I can't believe it's been three weeks since my last post.  Work has really been kicking my ass...in a way, it's good because this cycle has been flying by - but still...work has really been kicking my ass.  We're still on track as far as IVF#1 goes.  I'm on Day 8 of stims (Gonal-F) and still taking Lupron every morning.  I go in tomorrow for another u/s and bloodwork.  Yesterday, my nurse thought we'd be doing retrieval on Monday or Tuesday, but of course she couldn't say for sure.  I seem to have a decent number of follicles, but to me they still seem on the small side.  We shall see... I've been feeling ok.  The most unusual thing for me has been the daily headaches.  Shots have been non-events - I remember the anxiety I had before my first shot during our first injectible cycle and I can't help but laugh.  Last night I had a work event and did my shot in a restaurant bathroom without a second thought.  The only thing I was worried about was the HCG shot. They gave me Novarel instead of Ovidrel this time, and I was assuming it was an IM shot, but now that I'm doing some reading it sounds like it can be subcutaneous. Sweet!

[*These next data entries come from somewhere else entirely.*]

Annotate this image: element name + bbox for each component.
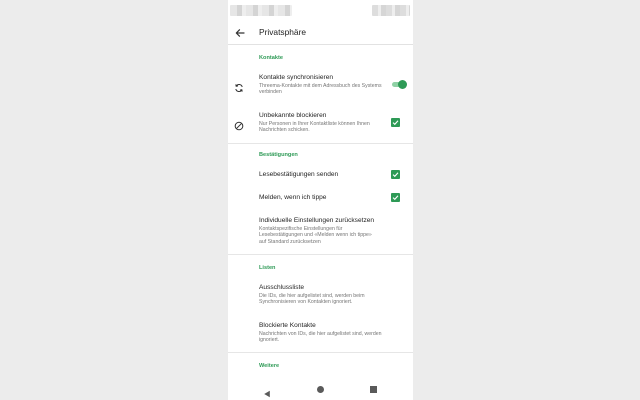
section-header-kontakte: Kontakte xyxy=(259,55,283,61)
pref-read-receipts[interactable]: Lesebestätigungen senden xyxy=(228,166,413,184)
phone-screen: Privatsphäre Kontakte Kontakte synchroni… xyxy=(228,0,413,400)
pref-blocked-contacts-title: Blockierte Kontakte xyxy=(259,322,316,329)
pref-block-unknown-summary: Nur Personen in Ihrer Kontaktliste könne… xyxy=(259,121,370,134)
pref-sync-contacts-title: Kontakte synchronisieren xyxy=(259,74,334,81)
arrow-left-icon[interactable] xyxy=(234,26,246,38)
sync-contacts-switch[interactable] xyxy=(391,80,407,89)
pref-typing-indicator-title: Melden, wenn ich tippe xyxy=(259,194,327,201)
nav-home-icon[interactable] xyxy=(317,386,324,393)
navigation-bar xyxy=(228,378,413,400)
section-header-weitere: Weitere xyxy=(259,363,280,369)
status-bar-left-blurred xyxy=(230,5,292,16)
section-divider xyxy=(228,143,413,144)
nav-back-icon[interactable] xyxy=(263,385,271,398)
status-bar xyxy=(228,0,413,20)
pref-typing-indicator[interactable]: Melden, wenn ich tippe xyxy=(228,189,413,207)
typing-indicator-checkbox[interactable] xyxy=(391,193,400,202)
pref-exclusion-list[interactable]: Ausschlussliste Die IDs, die hier aufgel… xyxy=(228,281,413,311)
status-bar-right-blurred xyxy=(372,5,410,16)
pref-exclusion-list-title: Ausschlussliste xyxy=(259,284,305,291)
section-divider xyxy=(228,352,413,353)
section-header-listen: Listen xyxy=(259,265,276,271)
pref-blocked-contacts[interactable]: Blockierte Kontakte Nachrichten von IDs,… xyxy=(228,319,413,347)
block-unknown-checkbox[interactable] xyxy=(391,118,400,127)
pref-read-receipts-title: Lesebestätigungen senden xyxy=(259,171,339,178)
pref-sync-contacts-summary: Threema-Kontakte mit dem Adressbuch des … xyxy=(259,83,382,96)
section-divider xyxy=(228,254,413,255)
block-icon xyxy=(234,118,244,131)
pref-reset-individual[interactable]: Individuelle Einstellungen zurücksetzen … xyxy=(228,214,413,250)
nav-recent-icon[interactable] xyxy=(370,386,377,393)
pref-sync-contacts[interactable]: Kontakte synchronisieren Threema-Kontakt… xyxy=(228,71,413,103)
read-receipts-checkbox[interactable] xyxy=(391,170,400,179)
section-header-bestaetigungen: Bestätigungen xyxy=(259,152,298,158)
pref-blocked-contacts-summary: Nachrichten von IDs, die hier aufgeliste… xyxy=(259,331,382,344)
pref-reset-individual-title: Individuelle Einstellungen zurücksetzen xyxy=(259,217,375,224)
page-title: Privatsphäre xyxy=(259,27,307,37)
sync-icon xyxy=(234,80,244,92)
pref-block-unknown-title: Unbekannte blockieren xyxy=(259,112,327,119)
switch-thumb xyxy=(398,80,407,89)
pref-reset-individual-summary: Kontaktspezifische Einstellungen für Les… xyxy=(259,226,372,245)
toolbar: Privatsphäre xyxy=(228,20,413,45)
pref-block-unknown[interactable]: Unbekannte blockieren Nur Personen in Ih… xyxy=(228,109,413,139)
pref-exclusion-list-summary: Die IDs, die hier aufgelistet sind, werd… xyxy=(259,293,365,306)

Anyone else have the same experience?  That would explain why the nurse must have thought I was crazy for asking why I wasn't using Ovidrel this time - there doesn't really seem to be a difference.  Ah well - I'll worry about it when the time comes and get clear instructions then.   You all probably think I'm crazy for not having all of the details nailed down way in advance, but I think this may be the way I'm mentally coping.   Deep down I feel like this isn't really going to work anyway.  I guess we'll know one way or the other by the first week in June.  I know that lots of people have success, but it seems like there are SO many obstacles to get through.  will the eggs develop, will they get enough that are mature, will they fertilize, will they last to transfer, will they implant and make it to beta, will the betas double correctly, will I make it to the first u/s, will i make it to a second u/s....and don't even get me started on a completing a first trimester.   
On a lighter note, does anyone else use their IVF experience for some gentle emotional blackmail?  "Dear, I'm on my way to give myself my second shot of the day and my day started with an ultrasound probe in a delicate place while two med students looked on  - would you change the kitty litter?"   Good stuff.

1 comment:

  1. LOL, that last line just killed me. Great idea!!

    I've never done IVF, but I can understand how overwhelming it can be. Just try to focus on one day at a time, and don't get too ahead of yourself. And stay positive!